What exactly does a criminal defense attorney do? Is it important to hire one or can you rely on the court-appointed one? If you think you can represent yourself in court, is it a good idea? How can a criminal defense attorney help you and why do you need one?
What is a Criminal Defense Attorney?
In the simplest of terms, a criminal defense attorney is someone who will represent you after you have been accused of a crime. It is their job to advocate on your behalf. They do not act in their own best interest. Rather, their sole purpose is to act in your best interest and to try and have your charges dropped. If they are unable to do that, then they will work to have your charges lowered to lesser degrees. This can help lower jail time and any fines you have to pay.
How can a Criminal Defense Attorney help you?
You can represent yourself in court. An attorney will also be assigned to you through the court if you do not hire one or cannot afford one. While these are options, it is best to hire a competent attorney who specializes in the type of crime you are accused of. Court-appointed attorneys have many clients who are accused of varying criminal charges. They can be over-worked and under-educated about your crime.
The criminal defense process can be long and complicated. An attorney can explain and guide you through each of the steps. They can also represent you and will have a good understanding of the law and what is needed to prove your innocence.
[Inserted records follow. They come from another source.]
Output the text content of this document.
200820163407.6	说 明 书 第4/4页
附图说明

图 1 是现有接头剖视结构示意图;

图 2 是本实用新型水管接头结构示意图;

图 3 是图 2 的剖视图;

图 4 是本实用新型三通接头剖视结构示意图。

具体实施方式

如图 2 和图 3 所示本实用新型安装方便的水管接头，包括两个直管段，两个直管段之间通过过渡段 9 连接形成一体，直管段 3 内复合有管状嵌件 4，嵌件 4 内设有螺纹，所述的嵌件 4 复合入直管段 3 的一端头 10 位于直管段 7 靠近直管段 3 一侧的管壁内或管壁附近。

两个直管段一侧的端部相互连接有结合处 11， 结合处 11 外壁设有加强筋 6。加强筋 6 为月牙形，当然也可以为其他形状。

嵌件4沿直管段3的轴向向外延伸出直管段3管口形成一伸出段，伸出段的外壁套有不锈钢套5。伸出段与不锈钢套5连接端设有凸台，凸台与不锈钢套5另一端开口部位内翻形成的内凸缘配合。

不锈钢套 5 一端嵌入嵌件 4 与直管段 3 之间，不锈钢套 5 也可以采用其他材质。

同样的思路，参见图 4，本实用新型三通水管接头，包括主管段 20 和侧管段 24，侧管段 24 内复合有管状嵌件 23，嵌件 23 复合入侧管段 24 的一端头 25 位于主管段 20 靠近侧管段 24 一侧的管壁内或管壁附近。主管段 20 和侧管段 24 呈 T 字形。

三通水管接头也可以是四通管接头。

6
There is important work that an attorney can help with pre-trial. When you are first arrested, your lawyer can help you through the process. You might be detained before your trial and your attorney can try to negotiate bail. This means that you could be released before trial if you pay a certain amount of money. They can also be in the room when you are questioned by the police and they can inform you of your rights and help guide you with what you should and should not say.
Before your case goes to court, you will usually have a preliminary hearing. This is where boundaries for the trial will be set when both sides make pre-trial motions. These usually include the exclusion of evidence or witness testimony, motions to change jurisdictions, or a motion to release evidence that the prosecution is holding so the defense can view it.
Additionally, your lawyer can also make certain pre-trial motions to have your case dismissed altogether. This is usually done by filing a motion to dismiss the case. The grounds for this usually include one of the following: lack of evidence, settlement, or lack of jurisdiction.
Trial preparation may include steps like analyzing your case for strengths and weaknesses, deposing witnesses, gathering all evidence, requesting medical records, and jury selection. They may also meet with prosecutors who offer a plea bargain. This generally means that you settle before going to court. You generally will have to spend some amount of time in jail and usually have to please guilty, although to lesser charges than your initial one.
There are several rules of the court that an attorney should be well versed in. This includes objecting to certain evidence, witnesses, or statements made or presented by the prosecution. There are also more nuanced rules like what to wear and how to address the judge. Your lawyer can prepare you for all of this so you have the best chance of winning your case.
Your attorney can help you decide whether you should take the stand during your trial. If you decide to do this, they will help you prepare. They are not allowed to coach you or tell you what to say. However, they can role play and get you prepared for stressful lines of questioning that the prosecution may ask you.
During the trial, your lawyer will act as your advocate. They will work hard to make sure you have the best outcome for your case. They will provide opening and closing statements, present evidence, and question witnesses. If the outcome is not favorable for you, they can also begin to work on your appeal.